Posted on:2010-07-01Degree:Ph.DType:Dissertation
University:University of WashingtonCandidate:Ballard, Lincoln MilesFull Text:PDF
GTID:1445390002975158Subject:Music
Abstract/Summary:
Few composers have either elicited more rapturous praise or suffered harsher denigration than Alexander Scriabin, yet no scholar has tracked fundamental shifts in his popularity. This dissertation explores the vicissitudes of his reception in Russia and the West and assesses the impact of these fluctuations on his canonic status. While Scriabin ranked as a pioneering modernist from the 1910s through the mid-1920s, over the next four decades, his music failed to find popular favor in either the Soviet Union or the West.
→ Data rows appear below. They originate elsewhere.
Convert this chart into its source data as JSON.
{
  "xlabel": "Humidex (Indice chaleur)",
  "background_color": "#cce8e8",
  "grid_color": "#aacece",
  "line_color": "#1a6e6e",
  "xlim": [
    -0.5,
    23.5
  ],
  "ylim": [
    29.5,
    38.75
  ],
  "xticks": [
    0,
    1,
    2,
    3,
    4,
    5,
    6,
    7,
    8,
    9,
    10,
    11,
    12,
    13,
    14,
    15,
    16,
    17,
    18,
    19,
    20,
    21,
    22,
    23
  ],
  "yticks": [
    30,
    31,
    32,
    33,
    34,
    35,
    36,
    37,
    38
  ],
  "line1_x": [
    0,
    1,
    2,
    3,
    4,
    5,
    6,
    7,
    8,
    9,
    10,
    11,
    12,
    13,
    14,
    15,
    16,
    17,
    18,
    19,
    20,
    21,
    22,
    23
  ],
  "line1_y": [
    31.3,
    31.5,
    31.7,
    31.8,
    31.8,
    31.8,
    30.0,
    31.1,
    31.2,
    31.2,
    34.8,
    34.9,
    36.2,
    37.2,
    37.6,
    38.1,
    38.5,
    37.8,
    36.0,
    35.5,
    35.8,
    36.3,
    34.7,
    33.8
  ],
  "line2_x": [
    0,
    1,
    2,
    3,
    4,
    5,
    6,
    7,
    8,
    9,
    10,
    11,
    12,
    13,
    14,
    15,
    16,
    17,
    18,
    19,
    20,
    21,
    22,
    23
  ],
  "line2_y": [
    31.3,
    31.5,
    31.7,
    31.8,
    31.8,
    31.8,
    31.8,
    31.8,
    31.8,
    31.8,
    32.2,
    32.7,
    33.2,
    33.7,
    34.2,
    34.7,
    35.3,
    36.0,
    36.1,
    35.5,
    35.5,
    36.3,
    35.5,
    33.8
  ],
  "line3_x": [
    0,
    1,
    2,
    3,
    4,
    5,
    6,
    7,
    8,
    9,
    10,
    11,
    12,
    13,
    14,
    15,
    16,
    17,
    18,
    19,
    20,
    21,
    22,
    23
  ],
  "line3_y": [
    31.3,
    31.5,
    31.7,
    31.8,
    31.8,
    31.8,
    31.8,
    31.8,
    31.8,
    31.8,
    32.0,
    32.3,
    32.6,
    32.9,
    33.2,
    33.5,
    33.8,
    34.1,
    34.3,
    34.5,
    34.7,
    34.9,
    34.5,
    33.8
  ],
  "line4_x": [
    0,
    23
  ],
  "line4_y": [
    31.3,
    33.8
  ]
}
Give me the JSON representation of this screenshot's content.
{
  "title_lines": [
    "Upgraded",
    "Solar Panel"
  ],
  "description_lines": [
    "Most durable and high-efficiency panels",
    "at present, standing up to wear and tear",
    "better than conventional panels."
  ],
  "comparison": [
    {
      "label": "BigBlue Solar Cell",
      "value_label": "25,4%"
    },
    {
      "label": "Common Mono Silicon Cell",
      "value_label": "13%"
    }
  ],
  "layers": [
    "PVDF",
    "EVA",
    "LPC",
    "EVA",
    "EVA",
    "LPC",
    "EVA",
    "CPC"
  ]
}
The 1972 centenary of his birth renewed an appreciation for Scriabin in both regions, but by the 1980s, popular interest dwindled while scholarly interest continued to thrive. Ultimately, conflicting images of the composer spawned by historians, performers, and critics have left Scriabin everything but an artist of his own age. The inconstant reception his music has met with and the exceptions it has posed to accepted Isms has prevented the composer from maintaining a stable position in the Western canon.;Chapter One explores how Scriabin frustrated historians' expectations for Russian music traditions and early twentieth-century style. The composer's failure to establish a compositional school further marginalized him in the eyes of historiographers until late in the twentieth century, when cultural historians and analysts mutually recognized Scriabin as a representative of Russian symbolism. Chapters Two through Five compare two eras of critical acclaim (1915-1925 and 1960-1975) with two periods of misunderstanding or neglect (1925-1960 and 1975-2000) in order to assess the social, political, cultural, and aesthetic factors that shaped archetypes of the composer and dictated his canonic status.;Primary texts consist of Western and Soviet journals, newspaper articles, memoirs, monographs, and performance or recording reviews. Vital secondary materials include period studies, historical surveys, and scholarly essays that evaluate Scriabin's significance in twentieth-century music. This dissertation synthesizes a wealth of newly consulted and recently published sources on Scriabin and overturns several persistent myths about his reception. The appendix offers translations of seven primary source articles by Soviet authors of the 1920s-1940s.